STEP 2/5
Sprinkle 2/3 cups of anchovy sauce on the white root and pickle it. If you sprinkle fish sauce on the white part, it naturally drips down on the blue part. Turn it upside down in the middle of the pickling. Depending on the amount sold, you can pickle it for 30 minutes to an hour.
STEP 3/5
When the green onion is somewhat out of breath, pour the anchovy sauce back to the old times to make the seasoning. Put 1 cup of red pepper powder, 0.8 tablespoons of salted shrimp, 3 tablespoons of pear juice, 2 tablespoons of minced garlic, a little ginger powder, 2 tablespoons of plum extract, 1 cup of anchovy stock, and 1.5 tablespoons of flour to make the seasoning. Add 1.5 tablespoons of flour to 1 cup of anchovy stock and stir well. When it boils thickly, turn off the heat and cool it. I think it tastes better when I put anchovy stock in the flour paste, but you can just add 1.5 tablespoons of flour to a cup of water. Green onion kimchi is delicious even if it is a little sweet, so you can add honey or 1 tablespoon per dish.
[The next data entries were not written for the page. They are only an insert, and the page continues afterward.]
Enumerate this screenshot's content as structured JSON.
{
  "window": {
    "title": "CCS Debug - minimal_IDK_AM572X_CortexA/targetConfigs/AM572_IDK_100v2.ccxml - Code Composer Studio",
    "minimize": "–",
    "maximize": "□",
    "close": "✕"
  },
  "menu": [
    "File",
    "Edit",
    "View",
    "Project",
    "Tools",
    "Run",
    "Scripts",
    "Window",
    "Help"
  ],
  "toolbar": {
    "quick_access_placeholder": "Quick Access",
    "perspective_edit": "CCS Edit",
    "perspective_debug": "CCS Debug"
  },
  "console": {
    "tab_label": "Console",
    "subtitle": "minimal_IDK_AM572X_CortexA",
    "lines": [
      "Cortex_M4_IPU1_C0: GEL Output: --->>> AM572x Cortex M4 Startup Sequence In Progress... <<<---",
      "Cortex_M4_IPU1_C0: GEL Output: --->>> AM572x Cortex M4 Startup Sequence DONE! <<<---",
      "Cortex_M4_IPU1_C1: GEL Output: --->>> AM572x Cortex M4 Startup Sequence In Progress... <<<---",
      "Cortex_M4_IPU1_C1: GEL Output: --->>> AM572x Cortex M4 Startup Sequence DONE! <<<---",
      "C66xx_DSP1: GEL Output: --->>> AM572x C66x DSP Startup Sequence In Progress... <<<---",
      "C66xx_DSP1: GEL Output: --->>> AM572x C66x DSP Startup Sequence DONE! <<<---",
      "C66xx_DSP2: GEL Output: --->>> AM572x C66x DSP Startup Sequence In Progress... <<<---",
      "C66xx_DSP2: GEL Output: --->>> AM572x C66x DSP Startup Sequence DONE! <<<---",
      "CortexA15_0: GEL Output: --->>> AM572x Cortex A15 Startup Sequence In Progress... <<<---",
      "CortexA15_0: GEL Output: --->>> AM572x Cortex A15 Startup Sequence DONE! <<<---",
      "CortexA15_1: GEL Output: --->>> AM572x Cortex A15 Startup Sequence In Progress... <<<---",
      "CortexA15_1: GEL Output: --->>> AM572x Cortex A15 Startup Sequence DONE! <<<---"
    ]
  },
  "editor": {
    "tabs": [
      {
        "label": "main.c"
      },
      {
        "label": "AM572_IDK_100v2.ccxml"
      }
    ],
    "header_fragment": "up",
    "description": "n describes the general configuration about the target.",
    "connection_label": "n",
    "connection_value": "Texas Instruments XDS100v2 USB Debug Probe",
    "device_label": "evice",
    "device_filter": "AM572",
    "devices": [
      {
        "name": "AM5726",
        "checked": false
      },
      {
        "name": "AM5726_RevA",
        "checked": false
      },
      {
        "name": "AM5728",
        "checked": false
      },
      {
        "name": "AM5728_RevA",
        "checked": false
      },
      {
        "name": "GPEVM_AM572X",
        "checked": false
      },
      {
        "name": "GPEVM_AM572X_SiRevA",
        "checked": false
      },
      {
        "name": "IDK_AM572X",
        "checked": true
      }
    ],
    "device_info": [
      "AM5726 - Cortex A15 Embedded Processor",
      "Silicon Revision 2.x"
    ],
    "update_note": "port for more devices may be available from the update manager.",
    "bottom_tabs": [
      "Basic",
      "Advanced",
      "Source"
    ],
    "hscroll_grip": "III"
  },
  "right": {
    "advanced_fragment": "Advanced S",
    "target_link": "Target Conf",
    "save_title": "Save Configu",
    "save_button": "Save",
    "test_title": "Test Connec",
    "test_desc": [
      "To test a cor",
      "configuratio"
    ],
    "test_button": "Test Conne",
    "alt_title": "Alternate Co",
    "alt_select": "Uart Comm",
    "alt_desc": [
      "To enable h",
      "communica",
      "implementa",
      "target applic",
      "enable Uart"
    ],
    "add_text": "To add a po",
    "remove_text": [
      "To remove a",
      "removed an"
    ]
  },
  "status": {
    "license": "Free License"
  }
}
Even if you don't have plum extract, you can replace it with honey or cooking sugar. Depending on the amount sold, you can pickle it for 30 minutes to an hour.
STEP 5/5
I sprinkled sesame seeds, too. This is really good for making your lost appetite in spring. The spicy and rich seasoning made my appetite dry. It would be good to grill meat and put green onion kimchi on the wrap.